Its complex imo to compare FLOW fee to L2s as they operate under different conditions, but here is a comparison - according to https://polygonscan.com - 45,000+ MATIC were collected yesterday (range between 25K-70K in the past few months) across 2.88M daily txns - costing an average of 0.016 MATIC or $0.02 (2 cents/txn) - this is ~14.8x what FLOW would charge post the 100x increase.
IMX charges a “Meta-transaction fee” - used to cover gas (behind the scenes) for txns that occur on eth mainnet. This is typically a small fraction (0.1%) of the total transaction value. I’m yet to go through Arbitrum papers but will get back to you on that!
On your second question - yes, transaction fees are already paid to the node operators as stated in the Flow whitepaper. The protocol first draws from the “collected transaction fee pot”, computes the gap [target reward tokens minus fee collected in that epoch], and then issues new tokens equivalent to the gap. Thus I’d called this FLIP a baby step towards addressing inflation (or paving path for it), though I’m also working on proposing how inflation could be lowered by addressing other factors.

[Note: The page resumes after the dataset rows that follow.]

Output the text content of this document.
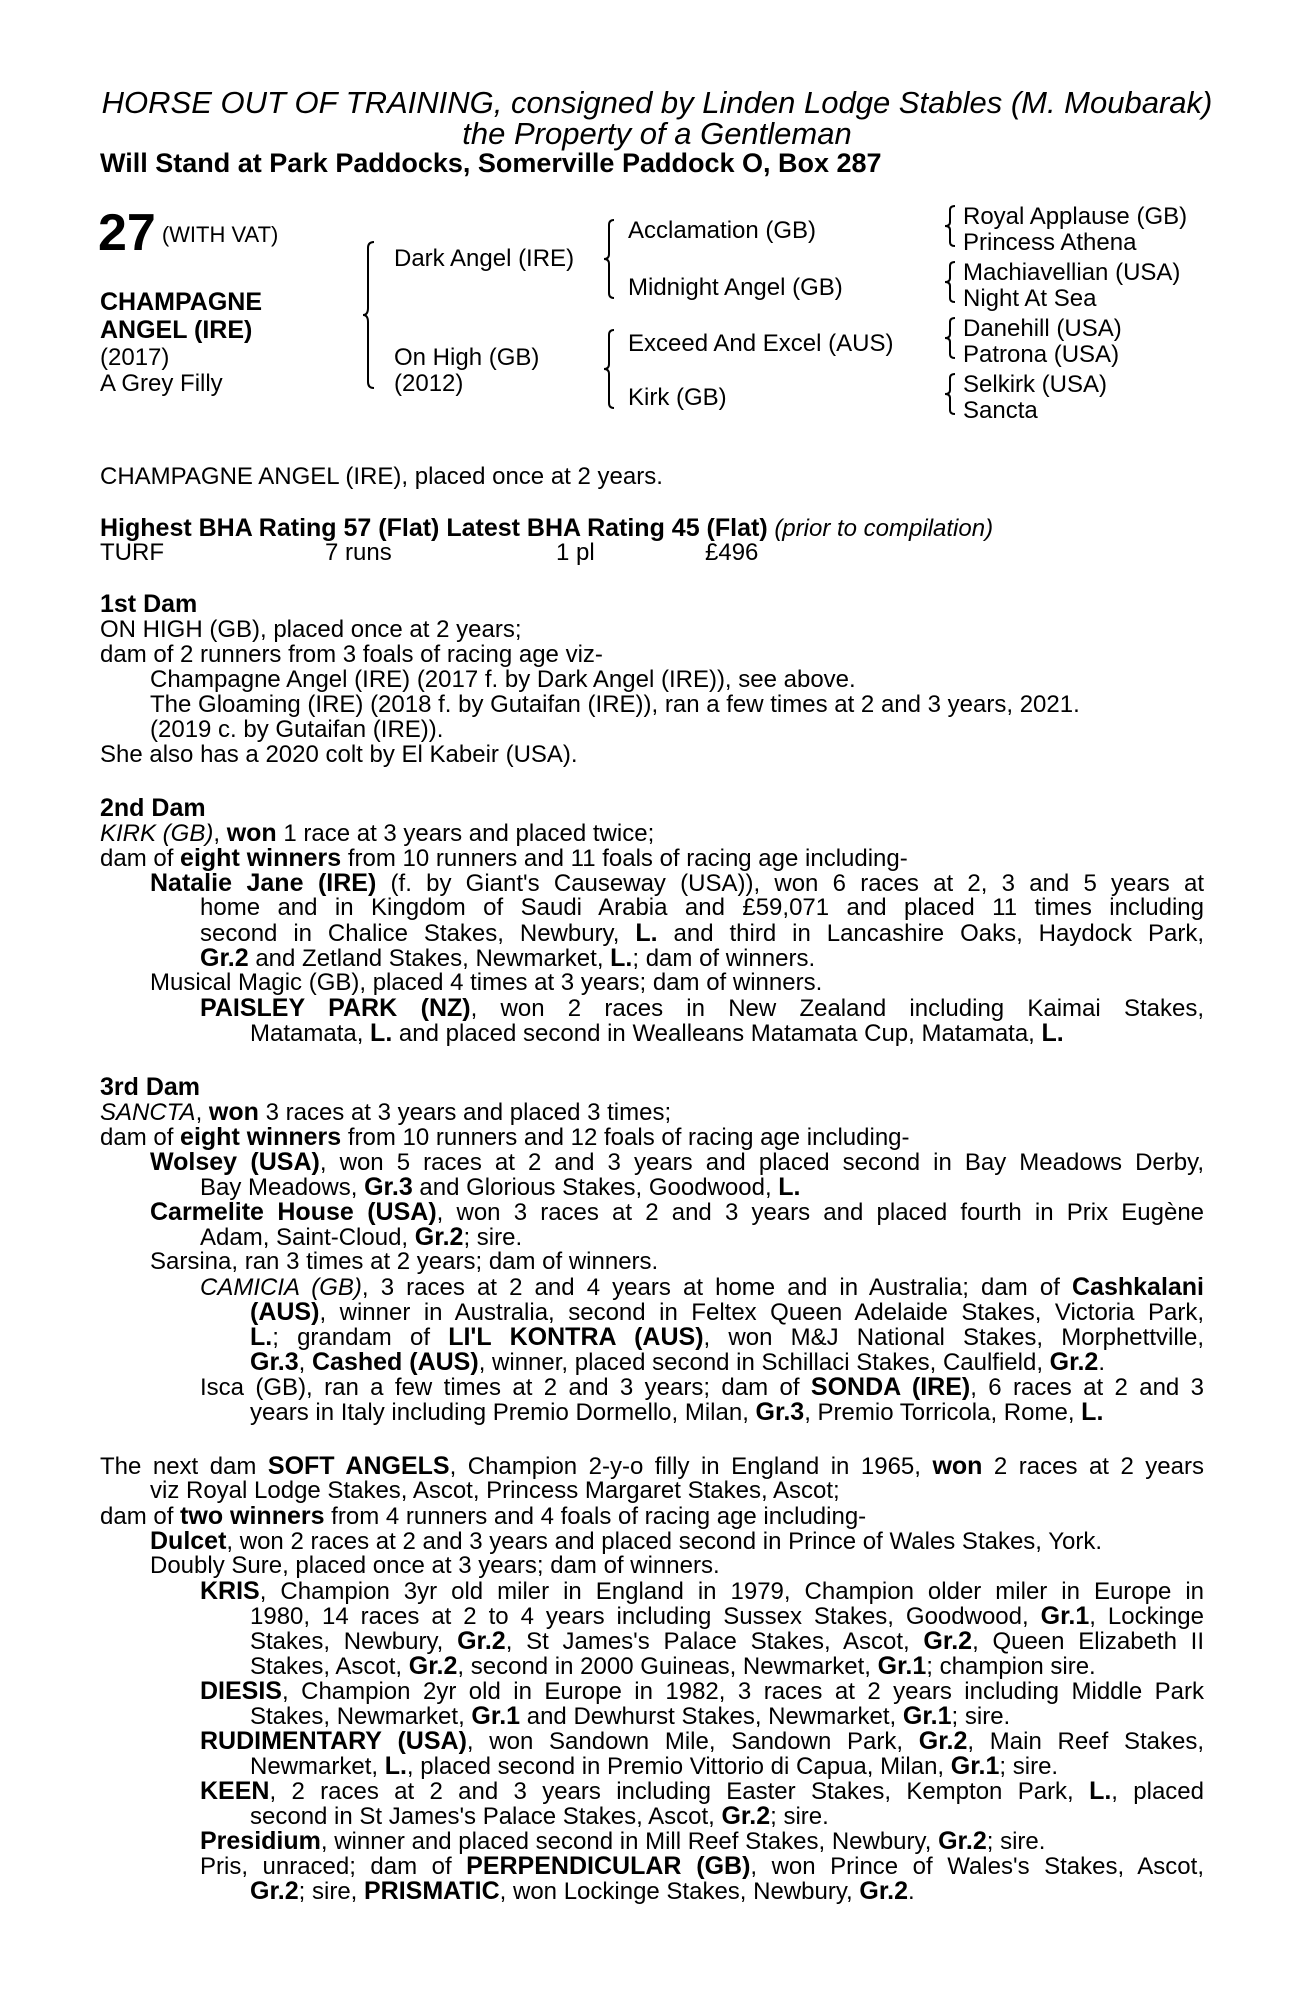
HORSE OUT OF TRAINING, consigned by Linden Lodge Stables (M. Moubarak)
the Property of a Gentleman
Will Stand at Park Paddocks, Somerville Paddock O, Box 287
27 (WITH VAT)
CHAMPAGNE
ANGEL (IRE)
(2017)
A Grey Filly
Dark Angel (IRE)
On High (GB)
(2012)
Acclamation (GB)
Midnight Angel (GB)
Exceed And Excel (AUS)
Kirk (GB)
Royal Applause (GB)
Princess Athena
Machiavellian (USA)
Night At Sea
Danehill (USA)
Patrona (USA)
Selkirk (USA)
Sancta
CHAMPAGNE ANGEL (IRE), placed once at 2 years.
Highest BHA Rating 57 (Flat) Latest BHA Rating 45 (Flat) (prior to compilation)
TURF	7 runs	1 pl	£496
1st Dam
ON HIGH (GB), placed once at 2 years;
dam of 2 runners from 3 foals of racing age viz-
Champagne Angel (IRE) (2017 f. by Dark Angel (IRE)), see above.
The Gloaming (IRE) (2018 f. by Gutaifan (IRE)), ran a few times at 2 and 3 years, 2021.
(2019 c. by Gutaifan (IRE)).
She also has a 2020 colt by El Kabeir (USA).
2nd Dam
KIRK (GB), won 1 race at 3 years and placed twice;
dam of eight winners from 10 runners and 11 foals of racing age including-
Natalie Jane (IRE) (f. by Giant's Causeway (USA)), won 6 races at 2, 3 and 5 years at
home and in Kingdom of Saudi Arabia and £59,071 and placed 11 times including
second in Chalice Stakes, Newbury, L. and third in Lancashire Oaks, Haydock Park,
Gr.2 and Zetland Stakes, Newmarket, L.; dam of winners.
Musical Magic (GB), placed 4 times at 3 years; dam of winners.
PAISLEY PARK (NZ), won 2 races in New Zealand including Kaimai Stakes,
Matamata, L. and placed second in Wealleans Matamata Cup, Matamata, L.
3rd Dam
SANCTA, won 3 races at 3 years and placed 3 times;
dam of eight winners from 10 runners and 12 foals of racing age including-
Wolsey (USA), won 5 races at 2 and 3 years and placed second in Bay Meadows Derby,
Bay Meadows, Gr.3 and Glorious Stakes, Goodwood, L.
Carmelite House (USA), won 3 races at 2 and 3 years and placed fourth in Prix Eugène
Adam, Saint-Cloud, Gr.2; sire.
Sarsina, ran 3 times at 2 years; dam of winners.
CAMICIA (GB), 3 races at 2 and 4 years at home and in Australia; dam of Cashkalani
(AUS), winner in Australia, second in Feltex Queen Adelaide Stakes, Victoria Park,
L.; grandam of LI'L KONTRA (AUS), won M&J National Stakes, Morphettville,
Gr.3, Cashed (AUS), winner, placed second in Schillaci Stakes, Caulfield, Gr.2.
Isca (GB), ran a few times at 2 and 3 years; dam of SONDA (IRE), 6 races at 2 and 3
years in Italy including Premio Dormello, Milan, Gr.3, Premio Torricola, Rome, L.
The next dam SOFT ANGELS, Champion 2-y-o filly in England in 1965, won 2 races at 2 years
viz Royal Lodge Stakes, Ascot, Princess Margaret Stakes, Ascot;
dam of two winners from 4 runners and 4 foals of racing age including-
Dulcet, won 2 races at 2 and 3 years and placed second in Prince of Wales Stakes, York.
Doubly Sure, placed once at 3 years; dam of winners.
KRIS, Champion 3yr old miler in England in 1979, Champion older miler in Europe in
1980, 14 races at 2 to 4 years including Sussex Stakes, Goodwood, Gr.1, Lockinge
Stakes, Newbury, Gr.2, St James's Palace Stakes, Ascot, Gr.2, Queen Elizabeth II
Stakes, Ascot, Gr.2, second in 2000 Guineas, Newmarket, Gr.1; champion sire.
DIESIS, Champion 2yr old in Europe in 1982, 3 races at 2 years including Middle Park
Stakes, Newmarket, Gr.1 and Dewhurst Stakes, Newmarket, Gr.1; sire.
RUDIMENTARY (USA), won Sandown Mile, Sandown Park, Gr.2, Main Reef Stakes,
Newmarket, L., placed second in Premio Vittorio di Capua, Milan, Gr.1; sire.
KEEN, 2 races at 2 and 3 years including Easter Stakes, Kempton Park, L., placed
second in St James's Palace Stakes, Ascot, Gr.2; sire.
Presidium, winner and placed second in Mill Reef Stakes, Newbury, Gr.2; sire.
Pris, unraced; dam of PERPENDICULAR (GB), won Prince of Wales's Stakes, Ascot,
Gr.2; sire, PRISMATIC, won Lockinge Stakes, Newbury, Gr.2.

Thanks for your feedback. Like I stated under “impact” section (point #3), imo Flow would continue to remain competitive and economically attractive, given the high correlation b/w token price of FLOW and other networks. A substantial change in FLOW token price is expected to happen in parallel to a “quite substantial” change in token prices of other chains, making sure that we continue to remain similarly “competitive, but cheap”, like shown in the table above “final word” section of the FLIP document. However, like you said, we must remain open as a community to revisit these fees based on market conditions!